On applique la loi.La « charte de la #laïcité » a été remplacée depuis le décret du 31 décembre 2021 par le contrat d’engagement républicain,… pic.twitter.com/siYrbI2YCE
— Cecile Fadat (@FadatCecile) February 16, 2026
La laïcité à la française, tant que c'était valable pour les catholiques...
« Instrumentalisation de la laïcité », dit encore la candidate insoumise à la mairie de Montpellier.
C’est méconnaître volontairement le fait que la laïcité à la française est, depuis l’origine, un instrument politique.
La loi de 1905, mère de notre laïcité actuelle, a précisément été votée par des francs-maçons anticléricaux pour éradiquer le catholicisme.

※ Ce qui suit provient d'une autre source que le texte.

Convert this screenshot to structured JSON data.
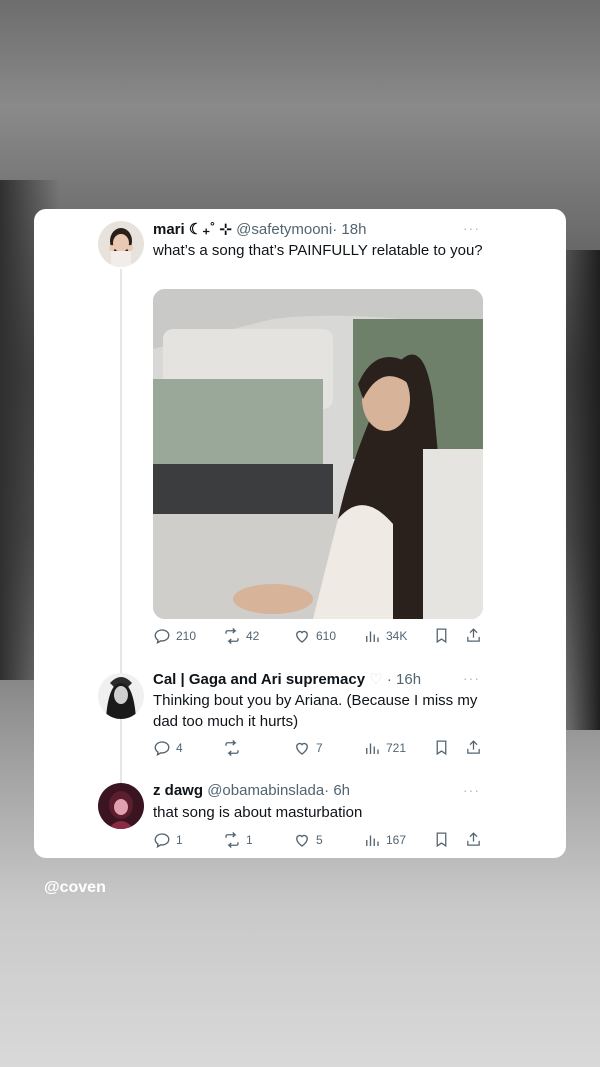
{
  "tweets": [
    {
      "name": "mari ☾₊˚ ⊹",
      "handle": "@safetymooni",
      "time": "· 18h",
      "more": "···",
      "text": "what’s a song that’s PAINFULLY relatable to you?",
      "stats": {
        "replies": "210",
        "retweets": "42",
        "likes": "610",
        "views": "34K"
      }
    },
    {
      "name": "Cal | Gaga and Ari supremacy",
      "handle": "",
      "time": "· 16h",
      "more": "···",
      "text": "Thinking bout you by Ariana. (Because I miss my dad too much it hurts)",
      "stats": {
        "replies": "4",
        "retweets": "",
        "likes": "7",
        "views": "721"
      }
    },
    {
      "name": "z dawg",
      "handle": "@obamabinslada",
      "time": "· 6h",
      "more": "···",
      "text": "that song is about masturbation",
      "stats": {
        "replies": "1",
        "retweets": "1",
        "likes": "5",
        "views": "167"
      }
    }
  ],
  "credit": "@coven",
  "icons": [
    "reply-icon",
    "retweet-icon",
    "like-icon",
    "views-icon",
    "bookmark-icon",
    "share-icon"
  ],
  "colors": {
    "text": "#0f1419",
    "secondary": "#536471",
    "card": "#ffffff"
  }
}
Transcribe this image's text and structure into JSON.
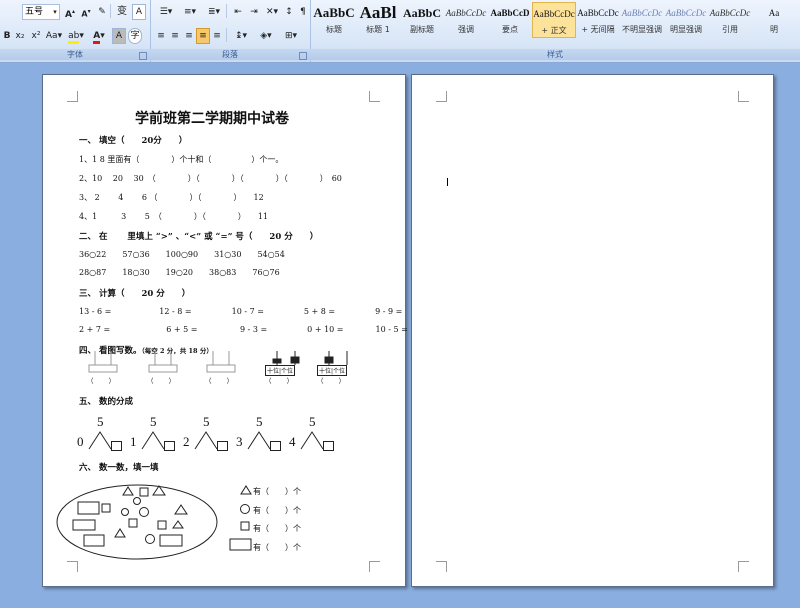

C’est d’ailleurs la raison pour laquelle - mais ce serait trop demander à LFI que de l’accepter - les gauchistes sont si mal à l’aise avec l’idée d’appliquer à l’islam la même dureté dont firent preuve leurs grands devanciers à l’égard des catholiques.
À gauche, on considère comme une oppression le fait d’aller à la messe le dimanche ou de pratiquer le pardon des offenses, mais on trouverait trop agressif de lutter contre un islamisme qui envahit l’espace public, règle la vie de quartiers entiers, opprime les femmes et surveille la vie quotidienne de ses adeptes.
Décidément, l’extrême gauche n’aime rien tant que la mort : la mort du libre arbitre (puisque ceux qui ne l’approuvent pas sont des « fachos »), la mort de la cohésion sociale (puisqu’elle n’aime rien tant que fragmenter, en essentialisant les communautés françaises).
Et ce qu’elle ne peut pas tuer par bêtise, lâcheté, calomnie ou malveillance, elle le massacre physiquement, à coups de pied dans la tête, sur un trottoir lyonnais, à six contre un.
Qu’on s’en souvienne au moment de voter.